Examples of processes for refining these types of resist resins include the processes disclosed in the patent reference 1 listed below in the case of the former type polyhydroxystyrene based resins, and the processes disclosed in the patent reference 2 listed below in the case of the latter type (meth)acrylate ester copolymer based resins.
The patent reference 1 discloses a process in which the resin is dissolved in a polar solvent such as N-methylpyrrolidone and an aliphatic hydrocarbon based solvent, and following phase separation the resin is extracted from the polar solvent layer, as well as a process in which the resin is dissolved in a lower alcohol, and is then added to a poor solvent such as water to precipitate the polymer.

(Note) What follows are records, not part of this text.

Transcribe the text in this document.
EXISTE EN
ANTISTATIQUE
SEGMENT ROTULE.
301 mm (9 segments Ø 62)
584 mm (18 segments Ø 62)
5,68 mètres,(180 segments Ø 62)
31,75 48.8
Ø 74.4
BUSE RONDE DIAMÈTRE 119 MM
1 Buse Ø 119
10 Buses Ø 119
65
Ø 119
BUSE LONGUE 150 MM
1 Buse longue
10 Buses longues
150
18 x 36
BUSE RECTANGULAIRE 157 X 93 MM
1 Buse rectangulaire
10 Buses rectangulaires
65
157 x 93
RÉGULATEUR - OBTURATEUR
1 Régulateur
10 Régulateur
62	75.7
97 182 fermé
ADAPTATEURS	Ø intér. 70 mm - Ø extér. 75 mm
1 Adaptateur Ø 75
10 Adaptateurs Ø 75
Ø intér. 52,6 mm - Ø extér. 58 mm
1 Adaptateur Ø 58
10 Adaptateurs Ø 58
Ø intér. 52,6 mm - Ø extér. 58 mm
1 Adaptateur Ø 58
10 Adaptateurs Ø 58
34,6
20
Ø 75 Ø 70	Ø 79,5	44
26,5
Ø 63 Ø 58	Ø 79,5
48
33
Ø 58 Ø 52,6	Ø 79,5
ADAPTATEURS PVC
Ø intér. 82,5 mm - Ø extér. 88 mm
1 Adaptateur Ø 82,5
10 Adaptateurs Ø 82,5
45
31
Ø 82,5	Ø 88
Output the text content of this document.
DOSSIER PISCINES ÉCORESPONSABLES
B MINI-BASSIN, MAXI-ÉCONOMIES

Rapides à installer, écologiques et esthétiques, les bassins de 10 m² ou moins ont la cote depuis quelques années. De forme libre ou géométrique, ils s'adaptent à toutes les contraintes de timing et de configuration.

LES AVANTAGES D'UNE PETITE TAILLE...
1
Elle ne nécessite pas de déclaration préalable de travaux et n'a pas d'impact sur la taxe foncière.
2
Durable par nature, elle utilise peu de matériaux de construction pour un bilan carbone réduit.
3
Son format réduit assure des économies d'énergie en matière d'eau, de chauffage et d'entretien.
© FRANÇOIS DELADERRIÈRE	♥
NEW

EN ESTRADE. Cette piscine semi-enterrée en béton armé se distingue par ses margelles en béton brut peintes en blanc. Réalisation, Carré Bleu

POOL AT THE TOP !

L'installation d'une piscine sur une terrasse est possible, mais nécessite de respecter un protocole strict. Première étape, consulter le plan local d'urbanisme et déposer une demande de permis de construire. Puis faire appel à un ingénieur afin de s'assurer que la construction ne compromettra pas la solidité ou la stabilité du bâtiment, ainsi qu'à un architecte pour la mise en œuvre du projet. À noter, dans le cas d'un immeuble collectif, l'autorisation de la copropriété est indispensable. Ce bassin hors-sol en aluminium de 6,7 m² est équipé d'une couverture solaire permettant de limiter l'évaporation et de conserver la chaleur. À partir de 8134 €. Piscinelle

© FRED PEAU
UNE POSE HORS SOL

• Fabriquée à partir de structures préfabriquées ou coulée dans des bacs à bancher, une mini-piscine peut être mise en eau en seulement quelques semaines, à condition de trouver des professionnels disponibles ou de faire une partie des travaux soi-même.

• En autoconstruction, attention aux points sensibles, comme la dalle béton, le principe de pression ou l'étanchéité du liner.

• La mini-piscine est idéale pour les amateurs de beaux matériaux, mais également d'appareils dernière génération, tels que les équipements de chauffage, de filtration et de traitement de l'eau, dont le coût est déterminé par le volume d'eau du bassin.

The patent reference 2 discloses a process in which the resin is refined using an aliphatic hydrocarbon such as n-hexane, or a mixed solvent of an aliphatic hydrocarbon and ethyl acetate.
Patent Reference 1: Japanese Unexamined Patent Application, First Publication No. Hei 6-289614 A
Patent Reference 2: Japanese Unexamined Patent Application, First Publication No. 2002-201232 A
However, when a crude resin for a resist is refined using these types of processes, even if the unreacted monomer is able to be removed to some extent, the removal of by-product oligomers or low molecular weight polymers, or polymers with a higher molecular weight than the targeted weight average molecular weight, is particularly difficult. Consequently, the use of resist resins containing these types of by-products that are difficult to remove as components is unavoidable.

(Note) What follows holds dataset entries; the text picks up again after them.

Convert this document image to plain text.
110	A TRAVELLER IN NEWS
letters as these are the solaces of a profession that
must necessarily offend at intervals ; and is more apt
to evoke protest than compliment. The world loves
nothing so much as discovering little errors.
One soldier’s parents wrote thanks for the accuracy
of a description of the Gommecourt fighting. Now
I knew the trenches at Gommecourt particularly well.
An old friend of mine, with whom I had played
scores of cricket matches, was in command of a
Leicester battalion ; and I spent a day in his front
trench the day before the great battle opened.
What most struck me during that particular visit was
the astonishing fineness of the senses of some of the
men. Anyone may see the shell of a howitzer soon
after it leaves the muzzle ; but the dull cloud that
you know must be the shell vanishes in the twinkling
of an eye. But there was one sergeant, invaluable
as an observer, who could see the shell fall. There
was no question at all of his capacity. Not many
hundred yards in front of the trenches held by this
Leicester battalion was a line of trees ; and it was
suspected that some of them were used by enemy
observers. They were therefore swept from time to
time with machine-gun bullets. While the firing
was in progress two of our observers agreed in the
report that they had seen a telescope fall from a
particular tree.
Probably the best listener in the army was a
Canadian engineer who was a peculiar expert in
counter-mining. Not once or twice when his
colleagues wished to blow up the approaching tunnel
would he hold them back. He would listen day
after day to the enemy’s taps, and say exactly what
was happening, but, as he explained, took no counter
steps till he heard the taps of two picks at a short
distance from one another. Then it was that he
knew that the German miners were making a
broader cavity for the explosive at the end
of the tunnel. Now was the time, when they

For example, when an ArF chemically amplified photoresist composition is prepared using a resin containing the aforementioned by-product oligomers or low molecular weight polymers, or by-product polymers with a higher molecular weight than the targeted weight average molecular weight, although the various characteristics such as the sensitivity, the resolution, and the resist pattern shape are satisfactory, the number of defects in the resist pattern following developing can become problematic. These defects refer to general problems such as scum and bridging between resist patterns detected by inspecting the developed resist pattern from directly overhead using, for example, a surface defect inspection apparatus manufactured by KLA Tencor Corporation (brand name “KLA”).
Furthermore, during storage as a resist solution (a photoresist composition in solution form), problems may also develop in terms of the storage stability as a resist solution, resulting in the development of fine particles within the solution. Moreover, if these fine particles develop, they can cause the type of defects described above, meaning improvements in the storage stability as a resist solution are needed in order to improve the level of defects.